First readers, easy readers, leveled readers, beginner readers… they go by many names. These small books play a mighty role in your child’s reading development, but they can be mighty confusing as well. But fear not, grownups of growing readers! Today, I’m here to give you an explainer.
Here at Heights Libraries, we try to do some of the leg work for you in figuring out which books are best for your child’s reading level. Our catalogers place these books into three categories: F-A, F-B, and F-C. The F stands for First, as in First Readers. These roughly correspond to the different aspects of language on which books focus.
F-A primarily focuses on letter sounds, letter combinations, and sight words. These are the absolute basics of language. F-A books have very few words per page and usually use only the simplest words. They’re often very repetitive, too. When your child is ready to try reading more independently, this is the section you’ll want.
Some of my favorite F-A titles are The Adventures of Otto series by David Milgrim, the Otter series by Sam Garton, and the series by Candice Ransom including School Day!, Garden Day!, and Grandparents Day!.
F-B will use some longer or more complex words and include more words per page, but they still are very simple overall. When your child has strengthened their letter and word recognition skills and is ready for complete stories, it’s time to start adding in books from this section.
F-C will increase the length and complexity of words and stories, sometimes including multiple chapters or stories in one book.
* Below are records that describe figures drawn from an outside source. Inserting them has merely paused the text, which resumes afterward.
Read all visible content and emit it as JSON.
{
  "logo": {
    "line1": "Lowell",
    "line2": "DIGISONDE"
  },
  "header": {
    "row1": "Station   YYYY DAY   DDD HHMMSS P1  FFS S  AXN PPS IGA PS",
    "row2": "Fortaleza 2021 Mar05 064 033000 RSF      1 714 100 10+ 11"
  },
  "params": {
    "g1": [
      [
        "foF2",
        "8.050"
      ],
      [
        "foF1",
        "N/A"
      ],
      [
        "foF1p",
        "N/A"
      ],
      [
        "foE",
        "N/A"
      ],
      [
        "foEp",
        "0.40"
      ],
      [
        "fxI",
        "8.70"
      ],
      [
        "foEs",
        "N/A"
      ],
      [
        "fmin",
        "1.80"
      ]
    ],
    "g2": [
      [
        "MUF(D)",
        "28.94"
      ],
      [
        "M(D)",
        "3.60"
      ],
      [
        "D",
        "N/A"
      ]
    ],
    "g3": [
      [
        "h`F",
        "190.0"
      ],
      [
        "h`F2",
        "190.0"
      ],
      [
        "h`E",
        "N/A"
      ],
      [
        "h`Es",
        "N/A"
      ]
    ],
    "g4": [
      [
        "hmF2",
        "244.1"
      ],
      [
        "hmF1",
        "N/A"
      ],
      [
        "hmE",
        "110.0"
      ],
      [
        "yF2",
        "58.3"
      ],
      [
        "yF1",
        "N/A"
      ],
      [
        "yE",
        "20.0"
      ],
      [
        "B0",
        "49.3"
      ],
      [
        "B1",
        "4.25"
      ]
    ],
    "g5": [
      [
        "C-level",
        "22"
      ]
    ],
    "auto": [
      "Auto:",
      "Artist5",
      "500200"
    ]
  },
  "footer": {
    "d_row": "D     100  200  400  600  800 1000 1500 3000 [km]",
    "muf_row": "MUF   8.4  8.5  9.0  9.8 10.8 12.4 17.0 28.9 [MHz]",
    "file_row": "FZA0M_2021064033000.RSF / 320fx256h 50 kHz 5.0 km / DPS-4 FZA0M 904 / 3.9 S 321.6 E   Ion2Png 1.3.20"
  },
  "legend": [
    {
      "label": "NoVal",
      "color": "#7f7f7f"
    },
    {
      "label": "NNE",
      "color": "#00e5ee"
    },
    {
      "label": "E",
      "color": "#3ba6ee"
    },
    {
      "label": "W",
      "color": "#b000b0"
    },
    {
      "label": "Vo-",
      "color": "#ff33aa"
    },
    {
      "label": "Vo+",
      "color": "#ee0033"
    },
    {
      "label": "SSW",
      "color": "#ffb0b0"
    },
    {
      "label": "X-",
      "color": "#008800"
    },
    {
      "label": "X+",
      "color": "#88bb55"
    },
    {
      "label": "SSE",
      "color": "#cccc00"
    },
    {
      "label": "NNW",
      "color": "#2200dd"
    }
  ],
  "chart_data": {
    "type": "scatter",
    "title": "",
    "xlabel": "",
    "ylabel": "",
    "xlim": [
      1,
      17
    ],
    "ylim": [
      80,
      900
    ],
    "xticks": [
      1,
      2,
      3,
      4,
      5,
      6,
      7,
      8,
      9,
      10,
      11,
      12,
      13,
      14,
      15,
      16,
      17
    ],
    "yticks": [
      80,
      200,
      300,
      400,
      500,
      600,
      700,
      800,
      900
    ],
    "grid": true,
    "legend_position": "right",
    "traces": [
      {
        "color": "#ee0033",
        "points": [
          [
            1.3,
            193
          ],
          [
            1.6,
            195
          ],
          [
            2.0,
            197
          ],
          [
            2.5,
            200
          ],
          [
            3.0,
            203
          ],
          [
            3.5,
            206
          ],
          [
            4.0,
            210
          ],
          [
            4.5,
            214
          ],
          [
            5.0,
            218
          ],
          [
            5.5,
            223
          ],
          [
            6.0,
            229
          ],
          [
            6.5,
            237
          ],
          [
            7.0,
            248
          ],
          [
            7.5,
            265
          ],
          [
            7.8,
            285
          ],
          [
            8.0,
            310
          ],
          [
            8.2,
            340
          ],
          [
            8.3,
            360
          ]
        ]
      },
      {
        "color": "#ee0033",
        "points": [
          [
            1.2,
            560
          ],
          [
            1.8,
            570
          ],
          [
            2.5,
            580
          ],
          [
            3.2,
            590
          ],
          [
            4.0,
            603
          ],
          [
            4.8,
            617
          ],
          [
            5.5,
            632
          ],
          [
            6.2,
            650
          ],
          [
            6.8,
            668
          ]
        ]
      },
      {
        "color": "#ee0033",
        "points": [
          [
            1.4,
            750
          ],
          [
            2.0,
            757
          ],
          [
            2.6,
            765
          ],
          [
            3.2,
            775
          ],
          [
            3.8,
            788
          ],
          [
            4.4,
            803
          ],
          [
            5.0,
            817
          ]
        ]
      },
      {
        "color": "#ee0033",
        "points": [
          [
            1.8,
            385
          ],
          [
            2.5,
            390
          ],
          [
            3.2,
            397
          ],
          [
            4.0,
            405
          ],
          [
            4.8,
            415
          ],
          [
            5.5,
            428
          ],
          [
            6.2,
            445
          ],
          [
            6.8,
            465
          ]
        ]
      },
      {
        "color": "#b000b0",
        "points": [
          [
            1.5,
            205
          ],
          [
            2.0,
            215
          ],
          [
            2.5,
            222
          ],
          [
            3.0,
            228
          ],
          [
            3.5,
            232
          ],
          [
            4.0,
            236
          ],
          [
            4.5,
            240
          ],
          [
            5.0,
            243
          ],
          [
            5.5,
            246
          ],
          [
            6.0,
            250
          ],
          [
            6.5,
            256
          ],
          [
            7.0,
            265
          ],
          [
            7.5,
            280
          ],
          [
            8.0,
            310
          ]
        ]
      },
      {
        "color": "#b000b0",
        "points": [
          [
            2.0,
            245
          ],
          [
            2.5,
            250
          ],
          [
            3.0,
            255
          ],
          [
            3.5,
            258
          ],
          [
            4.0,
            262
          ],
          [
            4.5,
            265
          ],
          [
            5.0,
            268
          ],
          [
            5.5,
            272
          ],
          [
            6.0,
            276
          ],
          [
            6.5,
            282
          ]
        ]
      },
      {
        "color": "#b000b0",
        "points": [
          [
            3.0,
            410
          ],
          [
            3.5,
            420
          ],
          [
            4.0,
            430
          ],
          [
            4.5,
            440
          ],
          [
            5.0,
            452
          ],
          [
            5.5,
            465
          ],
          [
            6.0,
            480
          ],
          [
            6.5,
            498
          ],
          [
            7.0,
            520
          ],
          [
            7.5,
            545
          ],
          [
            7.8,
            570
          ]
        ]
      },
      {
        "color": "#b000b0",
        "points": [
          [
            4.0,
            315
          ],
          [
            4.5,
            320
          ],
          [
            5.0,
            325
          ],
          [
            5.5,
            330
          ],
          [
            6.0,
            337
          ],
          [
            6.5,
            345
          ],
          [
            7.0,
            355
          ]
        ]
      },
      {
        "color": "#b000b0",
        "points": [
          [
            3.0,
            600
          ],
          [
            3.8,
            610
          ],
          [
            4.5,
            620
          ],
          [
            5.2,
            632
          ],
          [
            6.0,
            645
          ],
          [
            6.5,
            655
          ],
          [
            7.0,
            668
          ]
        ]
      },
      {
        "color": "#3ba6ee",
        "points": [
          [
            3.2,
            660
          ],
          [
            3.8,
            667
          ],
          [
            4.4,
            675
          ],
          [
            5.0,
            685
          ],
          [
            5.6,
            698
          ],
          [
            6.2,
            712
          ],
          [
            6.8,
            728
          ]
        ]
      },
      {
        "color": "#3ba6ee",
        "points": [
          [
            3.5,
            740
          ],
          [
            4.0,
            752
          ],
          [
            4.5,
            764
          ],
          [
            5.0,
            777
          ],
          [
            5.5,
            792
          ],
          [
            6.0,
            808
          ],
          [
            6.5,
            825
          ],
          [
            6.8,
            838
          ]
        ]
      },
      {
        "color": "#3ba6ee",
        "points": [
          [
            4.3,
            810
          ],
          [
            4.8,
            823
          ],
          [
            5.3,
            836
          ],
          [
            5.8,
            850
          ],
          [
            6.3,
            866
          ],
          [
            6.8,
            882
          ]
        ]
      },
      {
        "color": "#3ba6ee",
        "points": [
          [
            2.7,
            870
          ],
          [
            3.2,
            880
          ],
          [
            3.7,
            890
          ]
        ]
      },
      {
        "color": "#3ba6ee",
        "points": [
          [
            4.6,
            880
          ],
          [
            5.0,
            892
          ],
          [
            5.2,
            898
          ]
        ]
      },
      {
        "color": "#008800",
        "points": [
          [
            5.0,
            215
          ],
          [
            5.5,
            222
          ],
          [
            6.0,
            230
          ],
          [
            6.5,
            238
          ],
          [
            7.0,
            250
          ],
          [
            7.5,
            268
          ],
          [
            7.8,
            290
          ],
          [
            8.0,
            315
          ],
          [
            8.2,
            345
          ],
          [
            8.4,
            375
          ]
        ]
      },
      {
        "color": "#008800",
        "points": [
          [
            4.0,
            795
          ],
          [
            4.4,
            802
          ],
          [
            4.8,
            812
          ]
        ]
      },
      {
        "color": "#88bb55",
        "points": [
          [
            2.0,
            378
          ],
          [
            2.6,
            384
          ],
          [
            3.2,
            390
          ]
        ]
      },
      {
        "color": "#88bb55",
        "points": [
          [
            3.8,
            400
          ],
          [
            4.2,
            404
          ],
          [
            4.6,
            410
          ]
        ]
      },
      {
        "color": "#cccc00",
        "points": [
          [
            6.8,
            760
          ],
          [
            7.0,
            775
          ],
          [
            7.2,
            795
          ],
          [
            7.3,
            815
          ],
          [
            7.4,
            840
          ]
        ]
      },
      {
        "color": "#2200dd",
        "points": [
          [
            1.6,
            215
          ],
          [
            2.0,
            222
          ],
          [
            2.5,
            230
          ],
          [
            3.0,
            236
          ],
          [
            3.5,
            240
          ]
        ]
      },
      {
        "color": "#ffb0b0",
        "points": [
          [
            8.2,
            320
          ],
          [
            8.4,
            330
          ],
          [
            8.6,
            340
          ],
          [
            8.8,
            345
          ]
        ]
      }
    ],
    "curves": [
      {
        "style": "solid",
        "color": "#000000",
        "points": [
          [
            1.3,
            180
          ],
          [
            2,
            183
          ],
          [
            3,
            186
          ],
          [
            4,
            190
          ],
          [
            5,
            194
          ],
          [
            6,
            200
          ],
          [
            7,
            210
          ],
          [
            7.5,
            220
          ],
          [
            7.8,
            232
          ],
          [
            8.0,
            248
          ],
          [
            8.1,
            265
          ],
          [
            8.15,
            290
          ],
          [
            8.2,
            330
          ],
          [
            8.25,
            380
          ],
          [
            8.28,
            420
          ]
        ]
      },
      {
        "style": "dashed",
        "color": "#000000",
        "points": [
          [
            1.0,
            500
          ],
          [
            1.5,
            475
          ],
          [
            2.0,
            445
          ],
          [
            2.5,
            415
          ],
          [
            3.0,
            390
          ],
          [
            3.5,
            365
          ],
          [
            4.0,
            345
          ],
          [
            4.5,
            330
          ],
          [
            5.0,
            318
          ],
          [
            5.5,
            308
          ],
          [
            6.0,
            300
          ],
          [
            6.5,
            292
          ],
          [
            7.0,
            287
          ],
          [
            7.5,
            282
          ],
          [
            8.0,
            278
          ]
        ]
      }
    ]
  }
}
F-C books are for strong independent readers who are still growing. When your child is confidently completing F-B books on their own, you’ll want to start looking in this section. These titles will get your child ready for their first chapter books and graphic novels!
These categories are not exact, especially since literacy development is not totally linear and quantifiable. The differences between each are more of a gradient, and transitions will be slow. You may be checking out books from two or more of these levels at once. Kids can become frustrated as their skills develop, so be sure to continuously offer support and continue reading to them.
You’ll notice that many first readers include popular picture book characters or stories from television shows, movies, and other franchises. Nonfiction first readers are also common, especially ones about animals or historical events. These subjects keep this challenging new skill exciting, but familiar. They also help new readers learn that books are a way to have fun and learn about the world. Depending on a child’s interests, they may have characters and subjects that follow them all the way from board books to chapter books, easing the transition at each level.
Whatever your child’s reading level or interests, there is a book out there for them. When in doubt, your youth services librarians are always here to help you find the right books for your child.